I will re-check my wording on the contradiction.
And I have added w' = -v at the end as well.
 

FAQ: Prove: The Additive Inverse of any vector is unique

1) What is an additive inverse of a vector?

An additive inverse of a vector is a vector that, when added to the original vector, results in a zero vector. In other words, it is the negative of the original vector.

2) Why is the additive inverse of any vector unique?

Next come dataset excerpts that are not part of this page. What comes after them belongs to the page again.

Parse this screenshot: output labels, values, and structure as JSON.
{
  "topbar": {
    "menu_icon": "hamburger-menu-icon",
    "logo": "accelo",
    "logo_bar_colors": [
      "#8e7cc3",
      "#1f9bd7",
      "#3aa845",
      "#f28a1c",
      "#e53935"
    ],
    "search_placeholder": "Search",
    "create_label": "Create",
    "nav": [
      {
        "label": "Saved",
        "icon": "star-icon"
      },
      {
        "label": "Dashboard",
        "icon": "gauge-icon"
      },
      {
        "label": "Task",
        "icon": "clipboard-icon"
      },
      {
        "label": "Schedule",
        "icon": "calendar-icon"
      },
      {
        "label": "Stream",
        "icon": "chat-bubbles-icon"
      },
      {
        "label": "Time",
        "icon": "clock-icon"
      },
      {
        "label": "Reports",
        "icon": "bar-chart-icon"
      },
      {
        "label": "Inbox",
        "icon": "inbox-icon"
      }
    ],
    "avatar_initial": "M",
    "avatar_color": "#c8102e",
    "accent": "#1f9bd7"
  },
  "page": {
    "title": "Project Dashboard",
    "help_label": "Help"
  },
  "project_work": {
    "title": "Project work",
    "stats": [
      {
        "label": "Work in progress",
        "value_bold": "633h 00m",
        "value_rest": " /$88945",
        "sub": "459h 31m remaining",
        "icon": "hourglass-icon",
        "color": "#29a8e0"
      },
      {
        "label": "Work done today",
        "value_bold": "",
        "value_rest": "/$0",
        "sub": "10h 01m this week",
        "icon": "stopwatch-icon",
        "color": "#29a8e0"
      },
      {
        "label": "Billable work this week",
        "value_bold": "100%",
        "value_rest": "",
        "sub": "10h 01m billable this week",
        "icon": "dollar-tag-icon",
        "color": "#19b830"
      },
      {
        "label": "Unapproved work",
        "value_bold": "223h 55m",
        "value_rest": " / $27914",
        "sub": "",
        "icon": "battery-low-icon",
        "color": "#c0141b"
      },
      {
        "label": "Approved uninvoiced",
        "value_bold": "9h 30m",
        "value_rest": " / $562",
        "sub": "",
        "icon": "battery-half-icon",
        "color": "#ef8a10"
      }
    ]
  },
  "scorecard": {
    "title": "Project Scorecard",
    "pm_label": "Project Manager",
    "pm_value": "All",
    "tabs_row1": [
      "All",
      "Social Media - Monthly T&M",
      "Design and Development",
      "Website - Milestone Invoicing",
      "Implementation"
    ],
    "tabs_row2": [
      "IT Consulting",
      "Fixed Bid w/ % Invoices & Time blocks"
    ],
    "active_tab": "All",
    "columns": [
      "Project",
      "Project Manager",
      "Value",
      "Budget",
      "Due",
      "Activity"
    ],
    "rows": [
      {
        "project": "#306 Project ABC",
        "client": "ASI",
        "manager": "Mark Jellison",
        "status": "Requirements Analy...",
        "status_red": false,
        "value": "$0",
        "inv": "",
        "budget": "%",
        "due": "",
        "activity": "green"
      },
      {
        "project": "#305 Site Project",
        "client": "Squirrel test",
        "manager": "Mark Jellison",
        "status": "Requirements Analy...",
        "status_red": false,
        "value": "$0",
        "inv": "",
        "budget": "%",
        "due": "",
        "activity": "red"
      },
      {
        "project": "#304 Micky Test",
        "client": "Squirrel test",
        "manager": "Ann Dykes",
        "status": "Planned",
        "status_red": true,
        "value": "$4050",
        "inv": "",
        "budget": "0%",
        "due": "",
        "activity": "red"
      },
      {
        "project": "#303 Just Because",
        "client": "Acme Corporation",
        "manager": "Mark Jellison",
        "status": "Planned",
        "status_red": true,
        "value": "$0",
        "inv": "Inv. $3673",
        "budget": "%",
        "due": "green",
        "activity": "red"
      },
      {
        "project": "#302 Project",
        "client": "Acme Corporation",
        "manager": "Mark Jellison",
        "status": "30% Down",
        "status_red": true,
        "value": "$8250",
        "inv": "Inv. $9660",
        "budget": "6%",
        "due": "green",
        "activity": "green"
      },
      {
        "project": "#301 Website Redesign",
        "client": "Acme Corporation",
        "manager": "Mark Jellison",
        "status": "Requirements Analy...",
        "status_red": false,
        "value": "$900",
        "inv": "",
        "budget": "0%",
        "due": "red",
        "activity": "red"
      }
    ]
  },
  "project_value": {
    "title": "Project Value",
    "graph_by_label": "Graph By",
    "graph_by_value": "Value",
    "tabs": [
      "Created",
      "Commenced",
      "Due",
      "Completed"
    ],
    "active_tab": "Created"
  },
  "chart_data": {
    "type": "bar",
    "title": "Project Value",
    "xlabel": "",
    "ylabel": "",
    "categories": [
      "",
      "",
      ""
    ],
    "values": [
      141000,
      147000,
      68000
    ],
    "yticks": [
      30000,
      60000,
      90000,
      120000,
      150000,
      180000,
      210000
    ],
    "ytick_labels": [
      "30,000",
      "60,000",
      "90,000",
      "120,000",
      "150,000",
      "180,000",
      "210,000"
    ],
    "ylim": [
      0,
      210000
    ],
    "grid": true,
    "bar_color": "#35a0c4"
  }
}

The additive inverse of any vector is unique because it is determined by the properties of vector addition. When two vectors are added, the resulting vector must have the same magnitude and direction as their sum. Therefore, the additive inverse of a vector can only be one specific vector that satisfies this condition.

3) How is the uniqueness of the additive inverse proven?

The uniqueness of the additive inverse can be proven using the properties of vector addition and the definition of an additive inverse. By assuming that there are two different additive inverses for a vector, and then showing that they must be the same, we can prove that the additive inverse is unique.

4) Can the uniqueness of the additive inverse be applied to all vectors?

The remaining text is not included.